21 October 2016 • 1:55pm

Russian warships have been pictured off the coast of Britain, en route to a suspected bolstering of the bombing campaign on the besieged Syrian city Aleppo.

Royal Navy vessels were closely monitoring the fleet as it passed through the English Channel at around 9am on Friday.

Admiral Kuznetsov, an aircraft carrier, and Peter the Great, a Kirov class battlecruiser, were among those filmed off Ramsgate, Kent, in footage posted online.

The Russian aircraft carrier Admiral Kuznetsov passes within a few miles of Dover Credit: Gareth Fuller/PA

The Russian vessels were being shadowed by the Royal Navy as they headed towards the eastern Mediterranean via the Dover Strait.

Defence Secretary Sir Michael Fallon has said the Russian fleet will be marked “every inch of the way” as he claimed the deployment was aimed at testing British capabilities.

The Admiral Kuznetzov passes through the English Channel near Kent Credit: Jim Bennett for The Telegraph

Peter the Great, a Kirov class battlecruiser, filmed off the Kent coast on Friday morning Credit: BBC/PERISCOPE

Type 45 destroyer HMS Duncan sailed from Portsmouth on Tuesday to “man-mark” the Kuznetsov group, and Type 23 frigate HMS Richmond escorted the group from the Norwegian Sea as it steamed south.

The Royal Navy’s monitoring of the Russian flotilla coincides with Trafalgar Day, the day when Britain triumphed in the Battle of Trafalgar on October 21 1805.


On Friday morning, a Ministry of Defence spokesman said: “They are all in one line now. They have to be to effectively go through the traffic separation scheme, and they are progressing as expected.

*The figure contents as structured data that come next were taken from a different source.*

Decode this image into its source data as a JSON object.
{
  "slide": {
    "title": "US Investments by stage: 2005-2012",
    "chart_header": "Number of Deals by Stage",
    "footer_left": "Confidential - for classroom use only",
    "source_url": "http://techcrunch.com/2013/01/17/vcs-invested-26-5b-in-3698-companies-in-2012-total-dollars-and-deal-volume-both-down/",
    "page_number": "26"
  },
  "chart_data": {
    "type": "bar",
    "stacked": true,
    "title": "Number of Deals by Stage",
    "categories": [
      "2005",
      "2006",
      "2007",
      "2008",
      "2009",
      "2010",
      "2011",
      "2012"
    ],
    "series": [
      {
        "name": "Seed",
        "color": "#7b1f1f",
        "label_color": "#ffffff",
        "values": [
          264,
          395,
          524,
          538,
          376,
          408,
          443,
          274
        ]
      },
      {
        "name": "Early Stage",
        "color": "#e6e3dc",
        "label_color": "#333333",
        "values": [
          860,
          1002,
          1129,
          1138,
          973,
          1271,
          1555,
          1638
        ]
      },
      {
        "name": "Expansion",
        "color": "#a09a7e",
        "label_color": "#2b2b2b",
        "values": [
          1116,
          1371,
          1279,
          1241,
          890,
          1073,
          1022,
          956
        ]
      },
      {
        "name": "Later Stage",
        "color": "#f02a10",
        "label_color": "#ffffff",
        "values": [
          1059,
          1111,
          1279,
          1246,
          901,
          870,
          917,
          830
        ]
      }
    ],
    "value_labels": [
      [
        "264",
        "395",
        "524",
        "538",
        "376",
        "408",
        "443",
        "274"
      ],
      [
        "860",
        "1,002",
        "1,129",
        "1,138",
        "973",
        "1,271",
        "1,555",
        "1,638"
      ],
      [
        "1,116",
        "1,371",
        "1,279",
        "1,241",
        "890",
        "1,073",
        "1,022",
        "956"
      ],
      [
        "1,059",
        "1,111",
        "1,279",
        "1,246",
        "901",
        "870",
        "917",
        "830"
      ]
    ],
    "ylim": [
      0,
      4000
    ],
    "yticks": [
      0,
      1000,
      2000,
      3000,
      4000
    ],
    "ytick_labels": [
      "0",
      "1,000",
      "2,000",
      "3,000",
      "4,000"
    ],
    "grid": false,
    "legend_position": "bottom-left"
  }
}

“They haven’t slowed or sped up. They are going to be past Dover in the next few hours. When they are clear of the Dover traffic separation scheme, they will probably break back out in a formation scheme and be on their way.

“We still don’t know where that is and how they are going to get there, but everything so far has been exactly how we would have expected.”

A group of people gathered in Dover from the early hours to catch a glimpse of he flotilla, with some posting pictures on Twitter:

The Russian deployment comes as Theresa May condemned Vladimir Putin’s aggression in Syria, accusing Moscow of being behind “sickening atrocities” in support of Bashar Assad’s regime.

Syrian forces, backed by Russian air power, have agreed a temporary humanitarian truce in Aleppo, but Mrs May urged European leaders to take a firm line against Moscow.

Arriving at her first Brussels summit as Prime Minister on Thursday, Mrs May called for a “robust and united European stance in the face of Russian aggression”.

Nato said the prospect of Russia’s only aircraft carrier heading to the region does not “inspire confidence” that Moscow is seeking a political solution to the Syrian crisis.

Russian defence minister Sergei Shoigu said in September that the Admiral Kuznetsov-led Northern Fleet would be joining a taskforce in the Mediterranean.

According to the Russian news agency Tass, he told a defence board meeting that the plan was to bolster the Mediterranean fleet’s “combat capabilities”.

A statement from the fleet to the agency on October 15 said the group also consisted of the Pyotr Velikiy battlecruiser, the Severomorsk anti-submarine ship, the Vice-Admiral Kulakov destroyer and other support vessels.